One way to counter French propaganda was to cultivate good relations with other European powers, and here a number of factors worked in Henry's favour. The reputation he had gained as crusader and pilgrim in the early 1390s, the personal contacts he had made then, and the belief that he had been unjustly treated in 1398–9 were all cards that might be played to advantage; four sons and two daughters also represented a healthy hand with which to bid in the international marriage market. One priority was reassuring England's major trading partners. Four days after taking the throne, Henry wrote to the Doge of Venice assuring him that Venetians would always be treated ‘like our own lieges’ in England; the privileges of other foreign merchants were also confirmed.
34
Envoys were despatched to Rome, France, Hungary, Germany, Spain, Ireland and elsewhere to explain the ‘horrible causes’ for Richard II's deposition – presumably a catalogue of his misdeeds – and, whether on account of this or for pragmatic reasons, hostility throughout much of Europe was muted.
35
In Scandinavia, the Italian peninsula, the Holy Roman Empire and Iberia (where one of Henry's sisters was queen of Castile, another queen of Portugal) rulers rapidly accepted the usurpation as a fait accompli, and negotiated with the new English king much as they had done with his predecessors.
36

However, this was not the case in Scotland, France's long-standing ally: England's confusion was Scotland's opportunity.

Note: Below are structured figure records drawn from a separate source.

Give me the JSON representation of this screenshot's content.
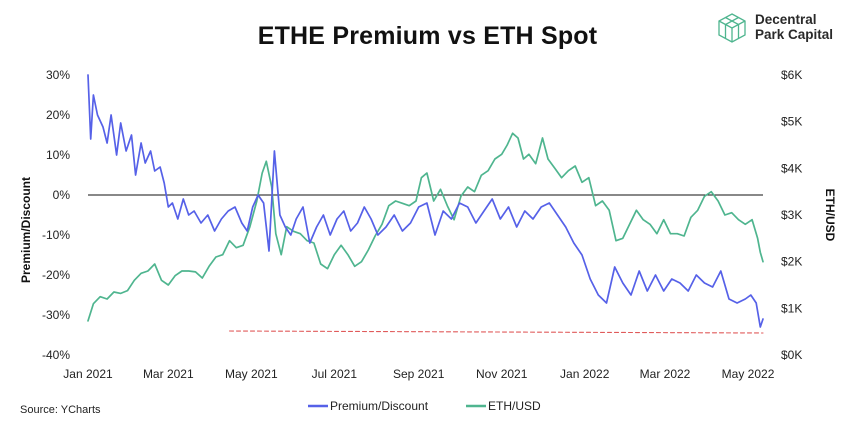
{
  "chart_data": {
    "type": "line",
    "title": "ETHE Premium vs ETH Spot",
    "ylabel_left": "Premium/Discount",
    "ylabel_right": "ETH/USD",
    "x_ticks": [
      "Jan 2021",
      "Mar 2021",
      "May 2021",
      "Jul 2021",
      "Sep 2021",
      "Nov 2021",
      "Jan 2022",
      "Mar 2022",
      "May 2022"
    ],
    "x_range": [
      "2021-01-01",
      "2022-05-12"
    ],
    "y_left_ticks": [
      "30%",
      "20%",
      "10%",
      "0%",
      "-10%",
      "-20%",
      "-30%",
      "-40%"
    ],
    "y_left_range": [
      -40,
      30
    ],
    "y_right_ticks": [
      "$6K",
      "$5K",
      "$4K",
      "$3K",
      "$2K",
      "$1K",
      "$0K"
    ],
    "y_right_range": [
      0,
      6000
    ],
    "grid": false,
    "zero_line": true,
    "legend_position": "bottom",
    "series": [
      {
        "name": "Premium/Discount",
        "axis": "left",
        "color": "#5661e8",
        "x": [
          "2021-01-01",
          "2021-01-03",
          "2021-01-05",
          "2021-01-08",
          "2021-01-12",
          "2021-01-15",
          "2021-01-18",
          "2021-01-22",
          "2021-01-25",
          "2021-01-29",
          "2021-02-02",
          "2021-02-05",
          "2021-02-09",
          "2021-02-12",
          "2021-02-16",
          "2021-02-19",
          "2021-02-23",
          "2021-02-26",
          "2021-03-01",
          "2021-03-04",
          "2021-03-08",
          "2021-03-12",
          "2021-03-16",
          "2021-03-20",
          "2021-03-25",
          "2021-03-30",
          "2021-04-04",
          "2021-04-09",
          "2021-04-14",
          "2021-04-19",
          "2021-04-24",
          "2021-04-28",
          "2021-05-02",
          "2021-05-06",
          "2021-05-10",
          "2021-05-14",
          "2021-05-18",
          "2021-05-22",
          "2021-05-26",
          "2021-05-30",
          "2021-06-03",
          "2021-06-08",
          "2021-06-13",
          "2021-06-18",
          "2021-06-23",
          "2021-06-28",
          "2021-07-03",
          "2021-07-08",
          "2021-07-13",
          "2021-07-18",
          "2021-07-23",
          "2021-07-28",
          "2021-08-02",
          "2021-08-08",
          "2021-08-14",
          "2021-08-20",
          "2021-08-26",
          "2021-09-01",
          "2021-09-07",
          "2021-09-13",
          "2021-09-19",
          "2021-09-25",
          "2021-10-01",
          "2021-10-07",
          "2021-10-13",
          "2021-10-19",
          "2021-10-25",
          "2021-10-31",
          "2021-11-06",
          "2021-11-12",
          "2021-11-18",
          "2021-11-24",
          "2021-11-30",
          "2021-12-06",
          "2021-12-12",
          "2021-12-18",
          "2021-12-24",
          "2021-12-30",
          "2022-01-05",
          "2022-01-11",
          "2022-01-17",
          "2022-01-23",
          "2022-01-29",
          "2022-02-04",
          "2022-02-10",
          "2022-02-16",
          "2022-02-22",
          "2022-02-28",
          "2022-03-06",
          "2022-03-12",
          "2022-03-18",
          "2022-03-24",
          "2022-03-30",
          "2022-04-05",
          "2022-04-11",
          "2022-04-17",
          "2022-04-23",
          "2022-04-29",
          "2022-05-03",
          "2022-05-07",
          "2022-05-10",
          "2022-05-12"
        ],
        "values": [
          30,
          14,
          25,
          20,
          17,
          13,
          20,
          10,
          18,
          11,
          15,
          5,
          13,
          8,
          11,
          6,
          7,
          3,
          -3,
          -2,
          -6,
          -1,
          -5,
          -4,
          -7,
          -5,
          -9,
          -6,
          -4,
          -3,
          -7,
          -9,
          -3,
          0,
          -2,
          -14,
          11,
          -5,
          -8,
          -10,
          -6,
          -3,
          -12,
          -8,
          -5,
          -10,
          -6,
          -4,
          -9,
          -7,
          -3,
          -6,
          -10,
          -8,
          -5,
          -9,
          -7,
          -3,
          -2,
          -10,
          -4,
          -6,
          -2,
          -3,
          -7,
          -4,
          -1,
          -6,
          -3,
          -8,
          -4,
          -6,
          -3,
          -2,
          -5,
          -8,
          -12,
          -15,
          -21,
          -25,
          -27,
          -18,
          -22,
          -25,
          -19,
          -24,
          -20,
          -24,
          -21,
          -22,
          -24,
          -20,
          -22,
          -23,
          -19,
          -26,
          -27,
          -26,
          -25,
          -27,
          -33,
          -31
        ]
      },
      {
        "name": "ETH/USD",
        "axis": "right",
        "color": "#4fb58f",
        "x": [
          "2021-01-01",
          "2021-01-05",
          "2021-01-10",
          "2021-01-15",
          "2021-01-20",
          "2021-01-25",
          "2021-01-30",
          "2021-02-04",
          "2021-02-09",
          "2021-02-14",
          "2021-02-19",
          "2021-02-24",
          "2021-03-01",
          "2021-03-06",
          "2021-03-11",
          "2021-03-16",
          "2021-03-21",
          "2021-03-26",
          "2021-03-31",
          "2021-04-05",
          "2021-04-10",
          "2021-04-15",
          "2021-04-20",
          "2021-04-25",
          "2021-04-30",
          "2021-05-05",
          "2021-05-09",
          "2021-05-12",
          "2021-05-16",
          "2021-05-19",
          "2021-05-23",
          "2021-05-27",
          "2021-06-01",
          "2021-06-06",
          "2021-06-11",
          "2021-06-16",
          "2021-06-21",
          "2021-06-26",
          "2021-07-01",
          "2021-07-06",
          "2021-07-11",
          "2021-07-16",
          "2021-07-21",
          "2021-07-26",
          "2021-07-31",
          "2021-08-05",
          "2021-08-10",
          "2021-08-15",
          "2021-08-20",
          "2021-08-25",
          "2021-08-30",
          "2021-09-03",
          "2021-09-07",
          "2021-09-12",
          "2021-09-17",
          "2021-09-22",
          "2021-09-27",
          "2021-10-02",
          "2021-10-07",
          "2021-10-12",
          "2021-10-17",
          "2021-10-22",
          "2021-10-27",
          "2021-11-01",
          "2021-11-05",
          "2021-11-09",
          "2021-11-13",
          "2021-11-17",
          "2021-11-21",
          "2021-11-26",
          "2021-12-01",
          "2021-12-05",
          "2021-12-10",
          "2021-12-15",
          "2021-12-20",
          "2021-12-25",
          "2021-12-30",
          "2022-01-04",
          "2022-01-09",
          "2022-01-14",
          "2022-01-19",
          "2022-01-24",
          "2022-01-29",
          "2022-02-03",
          "2022-02-08",
          "2022-02-13",
          "2022-02-18",
          "2022-02-23",
          "2022-02-28",
          "2022-03-05",
          "2022-03-10",
          "2022-03-15",
          "2022-03-20",
          "2022-03-25",
          "2022-03-30",
          "2022-04-04",
          "2022-04-09",
          "2022-04-14",
          "2022-04-19",
          "2022-04-24",
          "2022-04-29",
          "2022-05-04",
          "2022-05-08",
          "2022-05-10",
          "2022-05-12"
        ],
        "values": [
          730,
          1100,
          1250,
          1200,
          1350,
          1320,
          1380,
          1600,
          1750,
          1800,
          1950,
          1600,
          1500,
          1700,
          1800,
          1800,
          1780,
          1650,
          1900,
          2100,
          2150,
          2450,
          2300,
          2350,
          2750,
          3300,
          3900,
          4150,
          3600,
          2600,
          2150,
          2750,
          2650,
          2600,
          2450,
          2400,
          1950,
          1850,
          2150,
          2350,
          2150,
          1900,
          2000,
          2250,
          2550,
          2800,
          3200,
          3300,
          3250,
          3200,
          3300,
          3800,
          3900,
          3300,
          3550,
          3200,
          2900,
          3400,
          3600,
          3500,
          3850,
          3950,
          4200,
          4300,
          4500,
          4750,
          4650,
          4200,
          4300,
          4100,
          4650,
          4200,
          4000,
          3800,
          3950,
          4050,
          3700,
          3800,
          3200,
          3300,
          3100,
          2450,
          2500,
          2800,
          3100,
          2900,
          2800,
          2600,
          2900,
          2600,
          2600,
          2550,
          2950,
          3100,
          3400,
          3500,
          3300,
          3000,
          3050,
          2900,
          2800,
          2900,
          2500,
          2200,
          2000
        ]
      },
      {
        "name": "",
        "axis": "left",
        "color": "#e05a5a",
        "style": "dashed",
        "x": [
          "2021-04-15",
          "2022-05-12"
        ],
        "values": [
          -34,
          -34.5
        ]
      }
    ]
  },
  "source": "Source: YCharts",
  "logo": {
    "line1": "Decentral",
    "line2": "Park Capital"
  },
  "colors": {
    "premium": "#5661e8",
    "eth": "#4fb58f",
    "threshold": "#e05a5a",
    "logo": "#4fb58f"
  },
  "legend": [
    {
      "label": "Premium/Discount",
      "color": "#5661e8"
    },
    {
      "label": "ETH/USD",
      "color": "#4fb58f"
    }
  ]
}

Since the 1370s, cross-border warfare had been driven mainly by Scottish aggression, resulting in
the recovery of substantial areas of land north of the Tweed–Solway line, the English response to which had generally been reactive and ineffective.
37
The chance to capitalize on political upheaval south of the border was thus tempting, although it was not the Scottish king who decided policy. Robert III, who had ruled in name since 1390, was ill and ageing, and had been effectively sidelined at a general council held at Perth in January 1399. In his place, his twenty-year-old son David, duke of Rothesay, was appointed lieutenant of the realm for three years, but to exercise power Rothesay had to feed the ambitions of his uncle Robert, duke of Albany, and of Archibald the Grim, third earl of Douglas, who controlled much of the north and south of the kingdom, respectively.
38
It was this shifting, but for the moment stable, triumvirate which was responsible for the more aggressive policy towards England which marked the early months of Henry's reign.
39
Letters in King Robert's name addressed Henry as ‘duke of Lancaster, earl of Derby and steward of England’, Wark castle in Northumberland was raided in mid-October (possibly on the day of Henry's coronation, something of a Scottish tradition), and fears of a Scottish invasion were rife at Westminster, leading to calls for a punitive expedition by the king.
40
The earl of Northumberland and his son Hotspur, wardens of the west and east marches, respectively, also favoured a campaign, for they had ambitions north of the border, although whether they wanted the king to come north in person is questionable. Henry assured parliament on 10 November 1399 that his plan to invade Scotland, approved that day, had not been conceived at the instigation of the northern magnates but was born of his own desire to defend his realm from the ‘great wickedness and rebellion of the Scots’, but his defensive tone hinted at unease about Percy influence on his decision.